Konformist Yanılsamaların Kutsallaştırılması
İslam dünyası toplumlarında halen belirleyici ve tayin edici olmaya devam eden, geleneksel kaderci kültür, kehanet-menkıbe-hamaset kültürü, iradesiz bireyler ve topluluklar oluşturuyor. İradesiz bireyler ve topluluklar, bağımsız bir içerik, etkinlik, yorum ve duruş üretemiyor. Sözünü ettiğimiz bu kültür, İslam toplumlarında, yapısal/niteliksel değişimi ve yenilenmeyi riskli ve tehlikeli buluyor. Değişim ve yenilenmeyi riskli, edilgenliği ve tekdüzeliği istikrarlı bulan bu kültür ya da kültürsüzlük, İslam toplumlarında kamusal akla, kamusal bilgeliğe geçit vermiyor; kamusal aklın yerini, kamusal bilgeliğin yerini, ideolojik akıl ya da otoriter akıl alıyor. Ahlak’tan bağımsız aklın ve çıkarın tiranlıkları, köhne/bayağı/kirli/berbat aşırılıklar üretiyor.
İçerisinde yaşadığımız toplumda da somut olarak, tecrübe ettiğimiz üzere, toplumun seküler kesimlerinin ideolojik aklın dogmatizmine, muhafazakar kesimlerin de, otoriter aklın dogmatizmine maruz kalması, toplumu bütünüyle akılsızlaştırıyor.
Akılsızlaştırılan toplumlarda uzlaşmaz karşıtlıkları ve nefretleri sürdürmek, ne yazık ki, büyük bir kahramanlık gibi görülebiliyor. Bu durumun, ilgili toplumları, varoluşsal karanlıklara sürüklemekte olduğu düşünülemiyor. İslam toplumlarında, düşünce/kültür/edebiyat/ilahiyat hayatı, eleştirel bağlılıkların ve eleştirel sadakatlerin nasıl yok edildiğini konuşmaya/tartışmaya asla cesaret edemiyor, bu konuda sosyolojik ve tarihsel sorgulamalar yapamıyor, eleştirel olmayan bağlılıkların ve sadakatlerin gerek din’i hayatta, gerekse politik hayatta çok bayağı putperestliklere neden olduğunu itiraf etmek istemiyor.

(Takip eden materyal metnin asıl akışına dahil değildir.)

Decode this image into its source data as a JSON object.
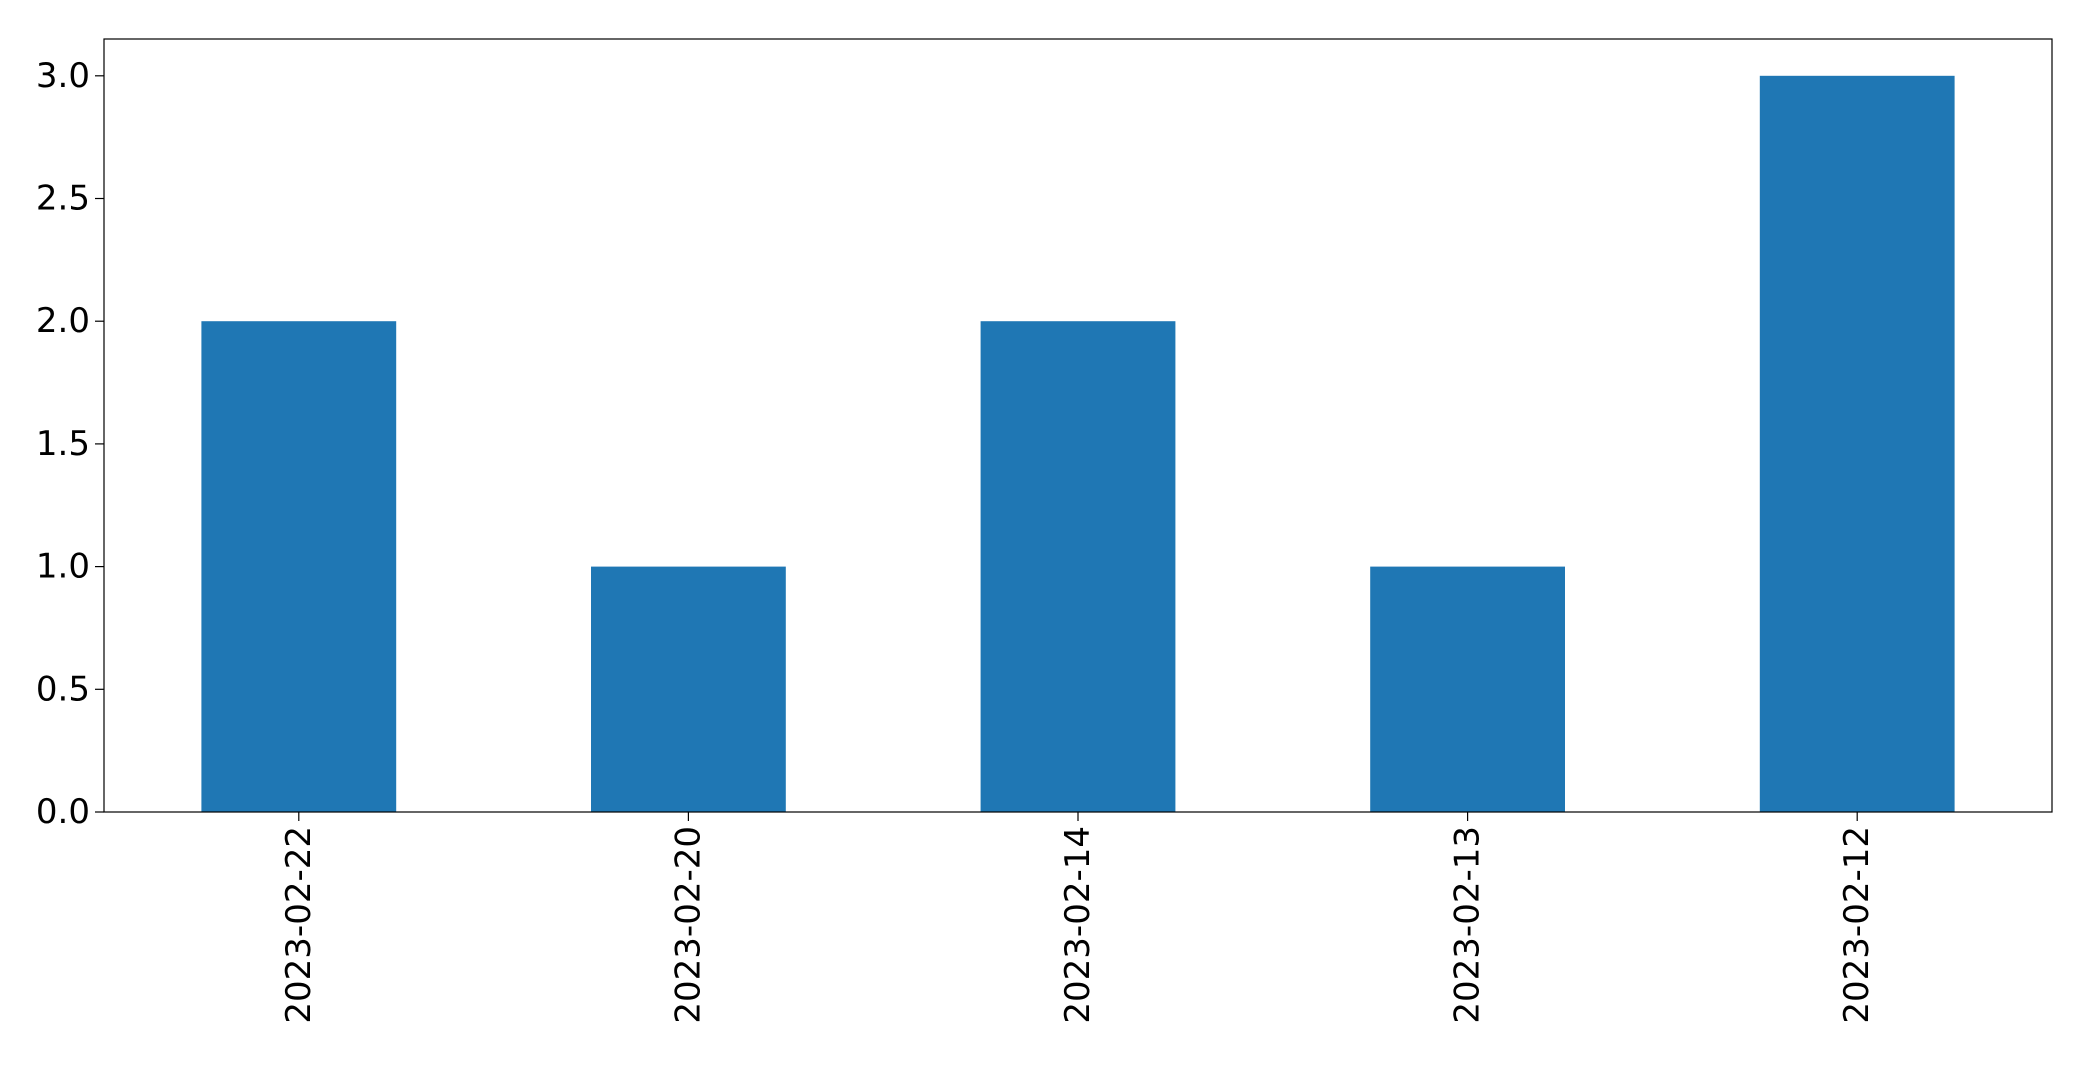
{
  "chart_data": {
    "type": "bar",
    "categories": [
      "2023-02-22",
      "2023-02-20",
      "2023-02-14",
      "2023-02-13",
      "2023-02-12"
    ],
    "values": [
      2,
      1,
      2,
      1,
      3
    ],
    "title": "",
    "xlabel": "",
    "ylabel": "",
    "ylim": [
      0,
      3.15
    ],
    "yticks": [
      "0.0",
      "0.5",
      "1.0",
      "1.5",
      "2.0",
      "2.5",
      "3.0"
    ],
    "grid": false,
    "bar_color": "#1f77b4"
  }
}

Eleştirel olmayan bağlılıkların, sadakatlerin hâkim olduğu toplumlarda, ilahi hakikatin ifadesi olabilecek bağımsız eleştirel özne’ler kesinlikle yetişmiyor, yetiştirilemiyor, ancak, kullanışlı trol ve aparatçik sürüleri yetiştirilebiliyor. Eleştirel olmayan bağlılıklar ve sadakatler İslam toplumlarında, konformist yanılsamaları ve patolojileri kutsallaştırıyor; milliyetçi patolojiler, mezhepçi patolojiler ve kolaycı romantik tahayyüller sebebiyle, İslami düşünce/kültür/edebiyat/ilahiyat hayatı, uluslarüstü İslami bir dayanışmanın imkanlarını gündemine alamıyor. Edilgenlik ve tekdüzelikle malûl bir zihniyet/yaklaşım ve kültür bir imkânsızlık durumunu yansıtıyor.
İslami varoluşsal önceliklerin, ilkelerin, ontolojik önceliklerin ve ilkelerin yerini; devletperestliğin, etnikperestliğin, mezhepperestliğin ve putperestliğin aldığı toplumlarda, kendilerini hala İslam’a nisbet eden, nisbet etmeye devam eden aydınların, ilahiyatçıların vb., bir topluma etnik, dilsel, dinsel veya ideolojik açıdan homojenliği dayatan bir zihniyetin, bu yolla açıkça faşizmi dayattığını görmeleri/anlamaları gerekir. İslam toplumlarında İslami aidiyetin yerini etnik ya da folklorik aidiyet biçimlerinin almış olması sebebiyle, nihai lümpenlikler ve nihai bayağılıklar sıradanlaşıyor, bu sıradanlaşmalar sebebiyle, varoluşsal-evrensel insanlık sorunlarını konuşan kadrolar ortaya çıkmıyor.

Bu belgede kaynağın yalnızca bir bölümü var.